Cardiac diseases remain a major cause of ill health and death in our society despite advancement in current clinical therapies. Due to the aging population and epidemic situation of obesity, the increase in incidence of heart diseases spurs forth the market for therapeutic systems that are computationally based and dedicated to the treatment of cardiovascular diseases. The shift in computing and flow visualisation technology for cardiac diagnosis is reported. As such, there will be an increasing demand for Computational Hemodynamic analysis technique to facilitate the prognosis and diagnosis of a failing heart. Hemodynamics parameters have the potential utility for clinical study of cardiac patients. The framework can be used to diagnose pre- and post- surgical treatments. In particular, fluid mechanically flow quantification can be adequately documented from simulated cardiovascular flow for diagnosis of the heart, cardiac flow analysis and medical imaging provides an alternative approach to characterize cardiac abnormalities. Future research will look at combining numerical simulations and various medical imaging devices or therapies, and building a more concise report on physiological abnormalities. Computational Hemodynamics (CHD) is the computer simulation of blood flow in the cardiovascular system. The motion of blood flow can be modelled by using Computational Fluid Dynamics (CFD) and interaction with blood vessel structure can be studied by combination with the use of Finite Element Method (FEM). This is becoming an emerging research field that may lead to a renaissance of computer modelling techniques for many biomedical engineering applications. The biomedical engineering industry comprises the health, pharmaceutical, and medical research fields, whereby interest is increasing in the use of CHD modelling for cardiac flow analysis, effectiveness of stents, and discovery of new phenomena related to physiological flows.

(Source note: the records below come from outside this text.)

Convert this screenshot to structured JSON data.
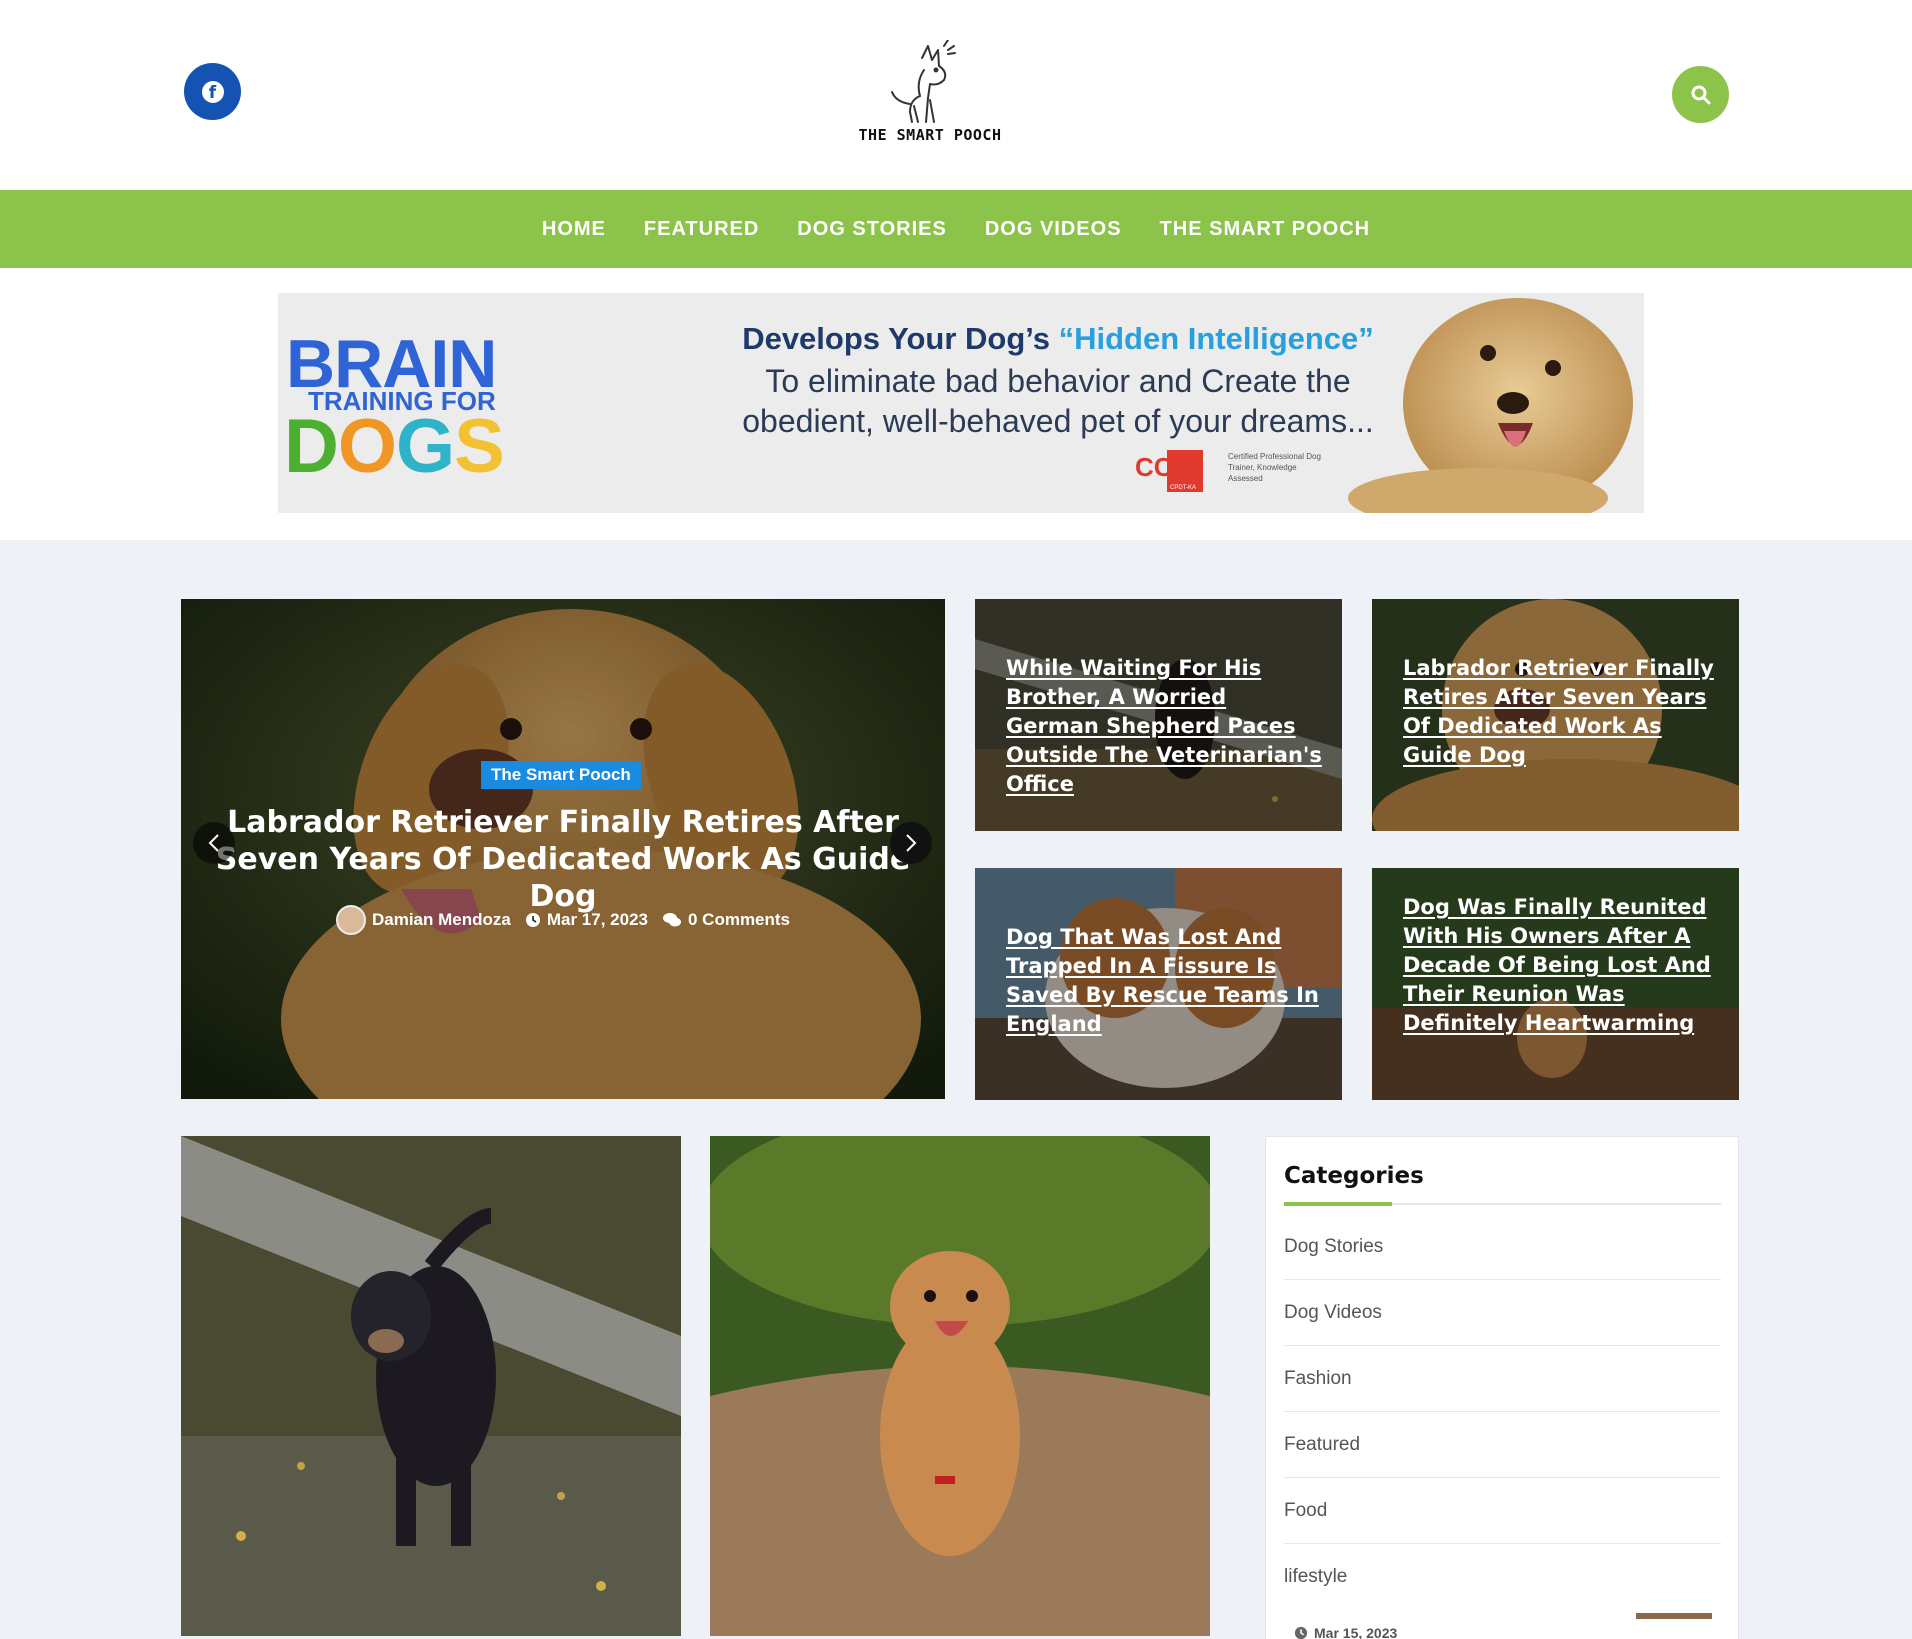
{
  "header": {
    "logo_text": "THE SMART POOCH",
    "social": {
      "icon": "facebook-icon",
      "glyph": "f"
    },
    "search": {
      "icon": "search-icon"
    }
  },
  "nav": {
    "items": [
      {
        "label": "HOME"
      },
      {
        "label": "FEATURED"
      },
      {
        "label": "DOG STORIES"
      },
      {
        "label": "DOG VIDEOS"
      },
      {
        "label": "THE SMART POOCH"
      }
    ]
  },
  "ad": {
    "brand_line1": "BRAIN",
    "brand_line2": "TRAINING FOR",
    "brand_dogs": [
      "D",
      "O",
      "G",
      "S"
    ],
    "headline_prefix": "Develops Your Dog’s ",
    "headline_highlight": "“Hidden Intelligence”",
    "sub_line1": "To eliminate bad behavior and Create the",
    "sub_line2": "obedient, well-behaved pet of your dreams...",
    "cert_logo": "CCPDT",
    "cert_small": "CPDT-KA",
    "cert_text": "Certified Professional Dog Trainer, Knowledge Assessed"
  },
  "slider": {
    "category": "The Smart Pooch",
    "title": "Labrador Retriever Finally Retires After Seven Years Of Dedicated Work As Guide Dog",
    "author": "Damian Mendoza",
    "date": "Mar 17, 2023",
    "comments": "0 Comments",
    "prev_icon": "chevron-left-icon",
    "next_icon": "chevron-right-icon"
  },
  "tiles": [
    {
      "title": "While Waiting For His Brother, A Worried German Shepherd Paces Outside The Veterinarian's Office"
    },
    {
      "title": "Labrador Retriever Finally Retires After Seven Years Of Dedicated Work As Guide Dog"
    },
    {
      "title": "Dog That Was Lost And Trapped In A Fissure Is Saved By Rescue Teams In England"
    },
    {
      "title": "Dog Was Finally Reunited With His Owners After A Decade Of Being Lost And Their Reunion Was Definitely Heartwarming"
    }
  ],
  "sidebar": {
    "title": "Categories",
    "items": [
      {
        "label": "Dog Stories"
      },
      {
        "label": "Dog Videos"
      },
      {
        "label": "Fashion"
      },
      {
        "label": "Featured"
      },
      {
        "label": "Food"
      },
      {
        "label": "lifestyle"
      }
    ],
    "partial_date": "Mar 15, 2023"
  },
  "colors": {
    "brand_green": "#8cc34a",
    "facebook_blue": "#1553b3",
    "badge_blue": "#1a8be0"
  }
}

Prof. Kelvin Kian Loong WONG
Western Sydney University
University of Adelaide

Date & Time

27 Apr 2018 (Friday) 16:00 - 17:00


E11-4045 (University of Macau)

Organized by

Department of Computer and Information Science


Kelvin Kian Loong Wong was born in Singapore in 1976. Dr Kelvin Wong has more than 10 years of medical imaging, computational hemodynamics and simulation modelling experience. He obtained a BEng (Hons, 2001) in Mechanical and Production Engineering from Nanyang Technological University, a MAIT (2003) in Applied Information Technology from The University of Sydney, followed by a PhD in Electrical and Electronic Engineering (2009) from The University of Adelaide. From 2006 to 2009, he was doing research work on medical imaging and cardiac flow analysis. Since 2009 to now, he was involved in computational fluid and solid dynamics. In 2013, he began working on discrete element method with applications in nuclear reactor design, first at Tsinghua University, and later in biological systems at The University of Western Australia. Dr Wong was the originator of the spatial game moment concept, in which multi-objective multi-constraint combinatorial optimisation problems can be treated as decision-making problems in the game theoretical sense, and solved with high efficiency. In addition, he is the first author of the book "Methods in Research and Development of Biomedical Devices", and a co-author of a second book "Computational Hemodynamics – Theory, Modelling and Applications". He has served as associate editors and as guest editors for journals in the area of biomedical engineering and science. Dr Kelvin Wong is currently a medical research lecturer at the School of Medicine, Western Sydney University. He is also Adjunct Professor at University of Adelaide. His publications now span a diverse range of topics in the medical science and engineering field. Dr Wong’s research is supported by the Natural Science Foundation of China and many other grants.